Common Infrastructure Alert Methods and protocols
Every monitoring and management tools by default allow for a variety of alerting methods to meet the alerting requirements. Some of the more common alerting methods are for the application to send a text message or email to a distribution list and provide details on the critical event that occurred.
Proactive analysis of application infrastructure allows IT managers and business owners to predict or identify performance problems before they become urgent, and ensures that network resources are operating as intended. This can be achieved by configuring alerts at multiple threshold levels and direct the alerts to right people. Below are some the commonly used alert methods to alert in case of an issue.
- SMS or text messaging
- Email using SMTP
These two alert methods alert an after hours oncall support engineer of an event to allow for quick response to issues. With mission-critical applications being hosted, 24-hour support is very common and important. The use of notification tools such as text or SMTP email that is automated in the management station is often a requirement.
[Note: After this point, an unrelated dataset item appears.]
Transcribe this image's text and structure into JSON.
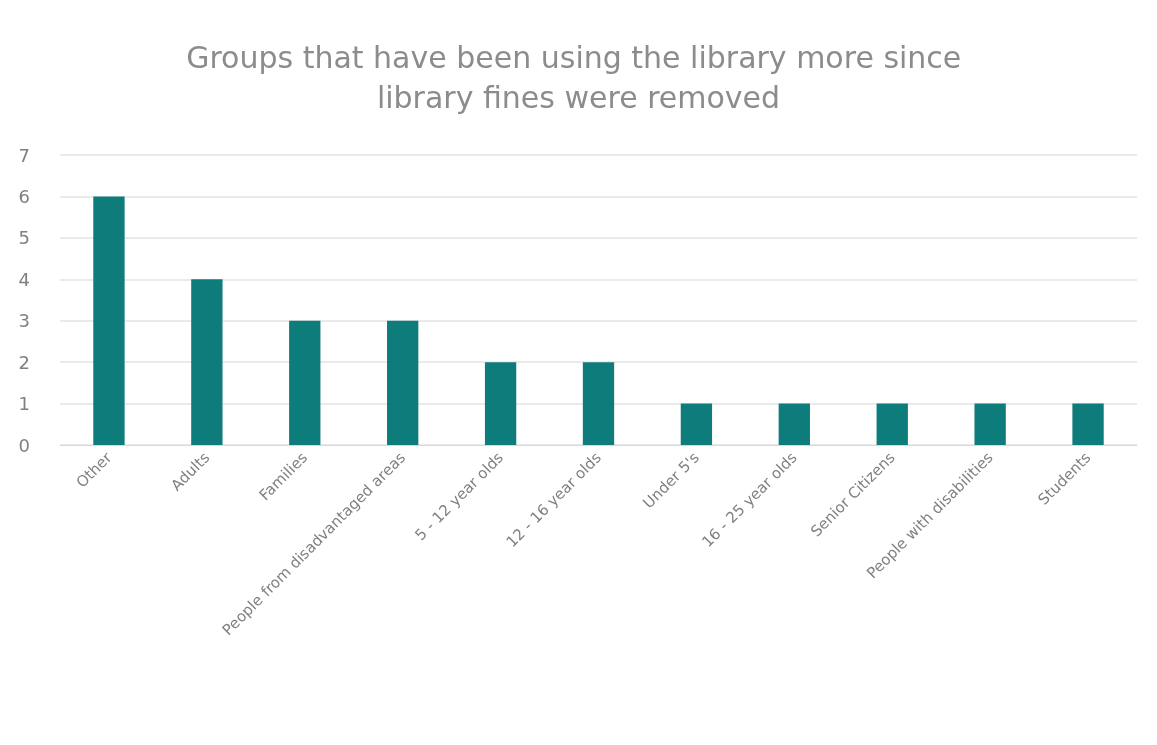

There are also machine-to-machine or application-to-application alerts. The common dashboard published by cloud companies, which shows the health of the operations in real time and is often accessed with a common web browser, is an example of viewing monitoring data collected by a single application.
Another important use of alerting methods is for automation of troubleshooting, where a management application can alert an application to perform troubleshooting and problem resolution based on the issue reported from the management applications.